Je me suis échappée de Téhéran en abandonnant mon vélo chez un de mes hôtes. J'ai fait en bus puis en savari (taxi partagé) un bout de route que j'avais faite à vélo l'an dernier, entre Kashan et Abyaneh.
J'ai revu en passant le grand centre de centrifugation d'uranium de Natanz, mais depuis un taxi sur l'autoroute 7, on voit beaucoup moins bien l'entrée du centre et les nombreuses batteries de lance-missiles sol-air qu' en passant à vélo sur la route 665.
Autres différences induites par le mode de transport : j'ai dû payer un ticket d'entrée pour accéder au village d'Abyaneh, et surtout, cette fois je n'ai pas été contrôlée 4 fois en 20 km avec fouille au dernier point de contrôle.
L'an dernier, mon passage dans cette zone très sensible fut un grand moment de mon voyage.
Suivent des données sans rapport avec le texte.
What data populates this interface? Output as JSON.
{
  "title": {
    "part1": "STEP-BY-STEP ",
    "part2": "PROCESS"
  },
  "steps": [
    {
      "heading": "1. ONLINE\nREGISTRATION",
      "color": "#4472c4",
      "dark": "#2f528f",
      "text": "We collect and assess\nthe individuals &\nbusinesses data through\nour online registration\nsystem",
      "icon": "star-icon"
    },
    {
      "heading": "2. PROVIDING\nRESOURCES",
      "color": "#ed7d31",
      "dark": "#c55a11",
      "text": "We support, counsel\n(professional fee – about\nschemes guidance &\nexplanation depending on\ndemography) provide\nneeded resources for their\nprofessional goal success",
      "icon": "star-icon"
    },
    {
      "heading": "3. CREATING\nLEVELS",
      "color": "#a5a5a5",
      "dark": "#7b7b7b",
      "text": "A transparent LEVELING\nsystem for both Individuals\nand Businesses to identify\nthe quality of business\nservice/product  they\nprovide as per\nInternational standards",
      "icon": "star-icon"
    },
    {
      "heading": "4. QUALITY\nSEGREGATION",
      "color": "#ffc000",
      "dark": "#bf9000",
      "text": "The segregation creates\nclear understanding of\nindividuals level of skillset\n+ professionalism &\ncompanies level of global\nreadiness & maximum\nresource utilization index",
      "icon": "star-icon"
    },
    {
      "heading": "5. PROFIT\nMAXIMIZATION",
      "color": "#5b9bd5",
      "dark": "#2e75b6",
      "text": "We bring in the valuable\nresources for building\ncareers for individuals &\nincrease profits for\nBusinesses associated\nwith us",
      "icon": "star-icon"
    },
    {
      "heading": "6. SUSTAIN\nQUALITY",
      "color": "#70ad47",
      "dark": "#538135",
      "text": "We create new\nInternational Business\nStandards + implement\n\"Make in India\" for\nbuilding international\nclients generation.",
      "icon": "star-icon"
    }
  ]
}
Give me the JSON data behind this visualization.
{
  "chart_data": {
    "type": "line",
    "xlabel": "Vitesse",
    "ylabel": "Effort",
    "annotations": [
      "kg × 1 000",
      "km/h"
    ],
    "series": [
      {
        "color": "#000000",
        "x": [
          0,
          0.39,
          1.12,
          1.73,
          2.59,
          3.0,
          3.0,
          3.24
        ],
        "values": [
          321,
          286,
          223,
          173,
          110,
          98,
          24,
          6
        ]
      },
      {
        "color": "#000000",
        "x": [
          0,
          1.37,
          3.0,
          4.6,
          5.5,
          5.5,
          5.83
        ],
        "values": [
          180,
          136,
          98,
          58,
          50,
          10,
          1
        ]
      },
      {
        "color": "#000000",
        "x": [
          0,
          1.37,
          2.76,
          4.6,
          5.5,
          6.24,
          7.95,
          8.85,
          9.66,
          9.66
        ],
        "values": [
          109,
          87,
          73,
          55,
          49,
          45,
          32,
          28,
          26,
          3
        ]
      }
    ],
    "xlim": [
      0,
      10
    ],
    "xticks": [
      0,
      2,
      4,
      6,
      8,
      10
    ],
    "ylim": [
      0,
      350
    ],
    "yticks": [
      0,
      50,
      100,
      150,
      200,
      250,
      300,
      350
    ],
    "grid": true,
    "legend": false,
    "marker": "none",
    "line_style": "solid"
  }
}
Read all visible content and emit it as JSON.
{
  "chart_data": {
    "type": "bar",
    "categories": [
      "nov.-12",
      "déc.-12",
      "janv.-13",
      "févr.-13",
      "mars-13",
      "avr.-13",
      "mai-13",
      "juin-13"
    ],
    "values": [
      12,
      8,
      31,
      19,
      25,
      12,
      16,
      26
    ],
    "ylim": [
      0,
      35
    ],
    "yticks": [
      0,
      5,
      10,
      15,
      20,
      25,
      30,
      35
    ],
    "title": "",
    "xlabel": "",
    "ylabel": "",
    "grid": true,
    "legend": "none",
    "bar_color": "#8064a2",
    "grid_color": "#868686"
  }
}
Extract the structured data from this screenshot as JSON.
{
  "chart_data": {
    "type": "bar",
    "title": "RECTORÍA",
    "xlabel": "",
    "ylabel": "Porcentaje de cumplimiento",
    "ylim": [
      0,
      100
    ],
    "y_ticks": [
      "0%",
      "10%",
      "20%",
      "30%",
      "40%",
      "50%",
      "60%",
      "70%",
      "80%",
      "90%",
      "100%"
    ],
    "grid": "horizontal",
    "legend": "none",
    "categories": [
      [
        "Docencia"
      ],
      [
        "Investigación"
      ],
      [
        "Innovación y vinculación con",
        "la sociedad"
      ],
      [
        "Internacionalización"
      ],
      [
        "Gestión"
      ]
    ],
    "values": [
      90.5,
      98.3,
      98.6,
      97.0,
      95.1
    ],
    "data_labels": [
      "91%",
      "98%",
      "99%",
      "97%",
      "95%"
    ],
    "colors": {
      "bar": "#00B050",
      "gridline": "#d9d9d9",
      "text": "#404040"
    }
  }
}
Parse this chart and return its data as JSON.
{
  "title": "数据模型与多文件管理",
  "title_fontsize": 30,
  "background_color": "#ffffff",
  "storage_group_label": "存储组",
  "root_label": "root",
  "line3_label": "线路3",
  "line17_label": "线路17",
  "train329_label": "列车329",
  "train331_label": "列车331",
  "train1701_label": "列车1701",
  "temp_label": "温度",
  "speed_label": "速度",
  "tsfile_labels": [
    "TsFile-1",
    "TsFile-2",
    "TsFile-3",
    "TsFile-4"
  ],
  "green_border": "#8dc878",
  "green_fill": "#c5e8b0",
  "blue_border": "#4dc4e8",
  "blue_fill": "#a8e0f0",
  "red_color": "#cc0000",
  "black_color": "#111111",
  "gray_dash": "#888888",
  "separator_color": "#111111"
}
La police m'avait autorisée à passer par cette route 665, à mon grand soulagement, car je n'avais vraiment pas envie de rouler à vélo sur l'autoroute pendant + de 30 km, alors que la route 665 est très tranquille et encore en bon état... Mais le message était clair : sur cette route, pas d'arrêt, pas de GPS, pas de photo. J'avais donc sagement résisté à la tentation de prendre des photos-souvenir des nombreuses batteries de lance-missiles disséminées de part et d'autre de cette ancienne route ; mais j'avoue, je m'étais brièvement arrêtée 3 fois, pour poser ma veste coupe-vent pendant une éclaircie, pour la remettre au passage d'un gros nuage, et pour faire une pause-pipi.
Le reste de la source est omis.